Understanding Vacasa’s Sales and Marketing Costs
One of Vacasa’s major expense items is sales and marketing, at an average cost of 19% of revenue.
This line item include spending on advertising and salaries for salespeople and marketers as you’d expect. But it also includes its third-party distribution costs, the commissions that Vacasa pays to Airbnb, Vrbo, and other online booking sites.
While many think of Airbnb as a peer to Vacasa, we think that is misleading. Airbnb is a distribution channel and competes more directly with Expedia Group’s Vrbo. Rather, in our opinion, Vacasa’s nearest comparison is Marriott. Both are the largest branded operators in their respective space. Both invest significant resources in building a consistent, branded experience. Both benefit from large scale and nationwide reach.
Vacasa spent $35 million on advertisements and promotional materials in 2022. That was 1.4% of its gross bookings, about in-line with other major players. For example, Marriott spends 1% of its annual room revenue and Airbnb spends 1.2%. However, both of those businesses drive higher direct traffic for that spending.
What’s surprising is that out of a total sales & marketing budget of $247 million, advertising is just 14% of that. For context, Expedia earmarked 64% of its sales & marketing budget toward advertising and Airbnb allocated 52%. In fact, we believe that the large majority of Vacasa’s sales & marketing is going towards paying OTA commissions.
Vacasa is rare in the short-term rental space in that it has worked to establish a direct-to-consumer reputation and drive first-party bookings. Most STRs are undifferentiated and rely on online travel agencies, like Airbnb and Vrbo, for distribution. This makes them a commodity product. Additionally, the STR market as a whole suffers from inconsistency, which breeds distrust amongst travelers. Vacasa has tried to break out of that cycle and carve its own niche as a national brand with reliable and consistent quality standards.
The goal of these efforts is to drive lower-cost direct traffic and in 2022 Vacasa earned 30% of its gross bookings from first-party channels. This is industry-leading in the vacation rental space where the median property is probably an Airbnb listing and therefore drives almost exactly 0% of bookings direct.
However, compared to a fully scaled hotel chain, Vacasa is still lacking. In 2022, Marriott earned about half of its room night bookings via first-party channels, with a slightly higher share of revenue contribution coming from loyalty members (since some Bonvoy customers will still book via a third-party). The numbers vary by brand, but at Marriott properties (not the parent company), marriott.com and call centers drove 47% of room nights while Bonvoy members contributed 60% of room night revenue.

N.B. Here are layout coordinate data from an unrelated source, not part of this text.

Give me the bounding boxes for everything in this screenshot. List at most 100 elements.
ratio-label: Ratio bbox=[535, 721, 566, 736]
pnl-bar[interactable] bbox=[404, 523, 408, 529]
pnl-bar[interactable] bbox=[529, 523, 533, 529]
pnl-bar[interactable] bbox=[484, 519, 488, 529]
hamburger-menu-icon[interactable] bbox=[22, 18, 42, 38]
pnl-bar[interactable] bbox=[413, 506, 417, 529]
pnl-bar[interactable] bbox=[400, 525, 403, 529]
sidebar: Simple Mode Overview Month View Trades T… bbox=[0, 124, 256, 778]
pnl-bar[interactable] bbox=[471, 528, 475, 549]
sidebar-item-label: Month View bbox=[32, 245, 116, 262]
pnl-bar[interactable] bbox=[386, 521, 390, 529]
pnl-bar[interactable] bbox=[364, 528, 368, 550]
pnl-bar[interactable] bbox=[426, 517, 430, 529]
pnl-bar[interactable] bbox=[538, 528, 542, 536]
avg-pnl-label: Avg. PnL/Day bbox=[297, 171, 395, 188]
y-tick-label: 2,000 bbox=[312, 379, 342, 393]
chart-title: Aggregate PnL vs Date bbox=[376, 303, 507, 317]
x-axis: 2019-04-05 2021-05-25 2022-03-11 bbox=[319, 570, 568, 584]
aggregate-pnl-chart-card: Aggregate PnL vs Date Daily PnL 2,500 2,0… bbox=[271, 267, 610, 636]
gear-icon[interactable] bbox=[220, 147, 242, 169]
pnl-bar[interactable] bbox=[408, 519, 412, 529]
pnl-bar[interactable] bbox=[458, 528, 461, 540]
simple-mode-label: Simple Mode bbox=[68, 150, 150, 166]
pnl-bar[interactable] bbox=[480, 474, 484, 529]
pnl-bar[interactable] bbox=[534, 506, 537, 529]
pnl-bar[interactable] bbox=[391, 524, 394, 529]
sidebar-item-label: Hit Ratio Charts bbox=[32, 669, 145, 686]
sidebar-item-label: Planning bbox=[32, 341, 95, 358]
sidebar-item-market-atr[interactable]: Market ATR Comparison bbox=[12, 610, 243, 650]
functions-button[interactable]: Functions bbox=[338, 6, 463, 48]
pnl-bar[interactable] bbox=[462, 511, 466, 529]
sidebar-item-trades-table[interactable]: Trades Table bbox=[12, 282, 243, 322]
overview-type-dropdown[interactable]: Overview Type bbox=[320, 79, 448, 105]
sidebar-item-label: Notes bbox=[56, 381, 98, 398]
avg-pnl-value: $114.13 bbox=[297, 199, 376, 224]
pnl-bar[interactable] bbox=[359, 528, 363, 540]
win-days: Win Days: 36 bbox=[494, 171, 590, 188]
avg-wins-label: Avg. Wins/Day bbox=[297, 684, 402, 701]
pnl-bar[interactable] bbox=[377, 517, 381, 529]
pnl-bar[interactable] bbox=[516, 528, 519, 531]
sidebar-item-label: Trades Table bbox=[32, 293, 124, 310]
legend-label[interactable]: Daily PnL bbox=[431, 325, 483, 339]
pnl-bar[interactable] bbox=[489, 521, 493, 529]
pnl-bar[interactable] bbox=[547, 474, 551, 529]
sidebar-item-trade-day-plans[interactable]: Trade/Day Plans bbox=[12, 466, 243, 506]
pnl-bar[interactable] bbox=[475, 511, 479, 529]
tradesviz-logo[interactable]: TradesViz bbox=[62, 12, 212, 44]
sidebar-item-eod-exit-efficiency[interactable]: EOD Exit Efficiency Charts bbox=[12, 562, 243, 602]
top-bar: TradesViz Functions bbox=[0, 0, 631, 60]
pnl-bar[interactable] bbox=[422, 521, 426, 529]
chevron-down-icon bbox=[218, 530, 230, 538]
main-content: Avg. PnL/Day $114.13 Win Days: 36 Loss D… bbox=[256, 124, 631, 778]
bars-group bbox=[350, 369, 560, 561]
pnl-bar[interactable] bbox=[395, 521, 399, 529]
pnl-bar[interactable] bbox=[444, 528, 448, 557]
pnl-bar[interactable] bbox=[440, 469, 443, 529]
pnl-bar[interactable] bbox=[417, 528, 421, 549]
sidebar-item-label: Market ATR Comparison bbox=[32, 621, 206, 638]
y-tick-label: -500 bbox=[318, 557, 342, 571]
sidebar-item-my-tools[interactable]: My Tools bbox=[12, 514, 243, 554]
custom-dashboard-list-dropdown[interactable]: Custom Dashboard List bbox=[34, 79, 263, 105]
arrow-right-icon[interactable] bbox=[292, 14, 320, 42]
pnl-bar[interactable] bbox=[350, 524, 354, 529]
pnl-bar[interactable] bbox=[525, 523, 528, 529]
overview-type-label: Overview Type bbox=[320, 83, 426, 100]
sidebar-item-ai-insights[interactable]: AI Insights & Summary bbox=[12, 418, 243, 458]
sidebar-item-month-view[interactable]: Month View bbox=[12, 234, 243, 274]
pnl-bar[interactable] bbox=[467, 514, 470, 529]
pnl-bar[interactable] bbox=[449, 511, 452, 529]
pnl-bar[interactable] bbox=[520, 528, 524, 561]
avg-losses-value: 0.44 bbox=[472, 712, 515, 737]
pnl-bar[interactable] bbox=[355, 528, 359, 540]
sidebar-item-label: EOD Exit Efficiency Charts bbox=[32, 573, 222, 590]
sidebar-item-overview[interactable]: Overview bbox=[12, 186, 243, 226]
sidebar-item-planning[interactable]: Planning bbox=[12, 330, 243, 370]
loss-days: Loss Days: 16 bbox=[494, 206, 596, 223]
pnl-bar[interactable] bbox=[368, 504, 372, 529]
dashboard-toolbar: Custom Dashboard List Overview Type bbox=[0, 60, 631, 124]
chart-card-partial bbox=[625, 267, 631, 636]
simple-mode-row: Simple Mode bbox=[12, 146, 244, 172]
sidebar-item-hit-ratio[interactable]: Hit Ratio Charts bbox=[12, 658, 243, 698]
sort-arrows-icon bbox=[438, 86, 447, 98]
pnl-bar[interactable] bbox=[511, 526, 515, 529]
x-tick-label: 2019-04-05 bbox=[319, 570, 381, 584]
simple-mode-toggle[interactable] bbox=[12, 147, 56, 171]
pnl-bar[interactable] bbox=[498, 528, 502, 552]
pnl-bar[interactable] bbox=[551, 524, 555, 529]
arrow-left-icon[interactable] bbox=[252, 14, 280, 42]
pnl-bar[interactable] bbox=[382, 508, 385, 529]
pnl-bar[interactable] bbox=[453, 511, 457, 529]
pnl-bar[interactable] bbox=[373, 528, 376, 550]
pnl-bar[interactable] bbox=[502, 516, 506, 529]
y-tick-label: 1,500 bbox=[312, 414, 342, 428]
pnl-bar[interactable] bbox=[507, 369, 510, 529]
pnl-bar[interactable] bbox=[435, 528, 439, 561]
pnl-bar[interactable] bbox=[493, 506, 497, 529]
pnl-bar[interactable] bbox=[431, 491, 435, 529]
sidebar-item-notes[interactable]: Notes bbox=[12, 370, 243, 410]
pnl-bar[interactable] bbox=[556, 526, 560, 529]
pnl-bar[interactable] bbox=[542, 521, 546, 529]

Vacasa has disclosed that 70% of its gross bookings came from third parties in 2022. Of that, 90% came from a mostly even split of the big three channels, Airbnb, Vrbo, and Booking.com. This lets us break down Vacasa’s channel mix and implies that Airbnb generated around 21% of gross bookings vs. 30% direct.
Vacasa also drove a 30% direct share in 2021, but both years are actually below 2020 when the company generated 35% direct. We don’t have data for 2019 but assume it was similar to 2020. If we assume an average OTA commission of 10%, Skift Research estimates that Vacasa paid $179 million in OTA commissions last year; that represents the vast majority of its sales and marketing spend and 15% of revenue.
The shocking conclusion of this analysis is that despite being one of the largest STR brands, Vacasa’s spending on third-party commissions was 5 times its spending on advertisements to drive first-party bookings.
Perhaps this is unfair: One could argue that tech spend to develop its first-party booking platform also goes to support direct traffic. But technology development was 6% of revenue last year. This means that even if all of the firm’s tech spend was earmarked towards driving direct business (it wasn’t), then Vacasa still spent 9% of revenue on first-party vs. 15% on third party.
While Vacasa is a leader in brand building within the short-term rental space, these figures show that it still has a long road ahead if it hopes to flip these trends and become a majority first-party business; and to earn the margin benefits that come along with a direct to consumer business.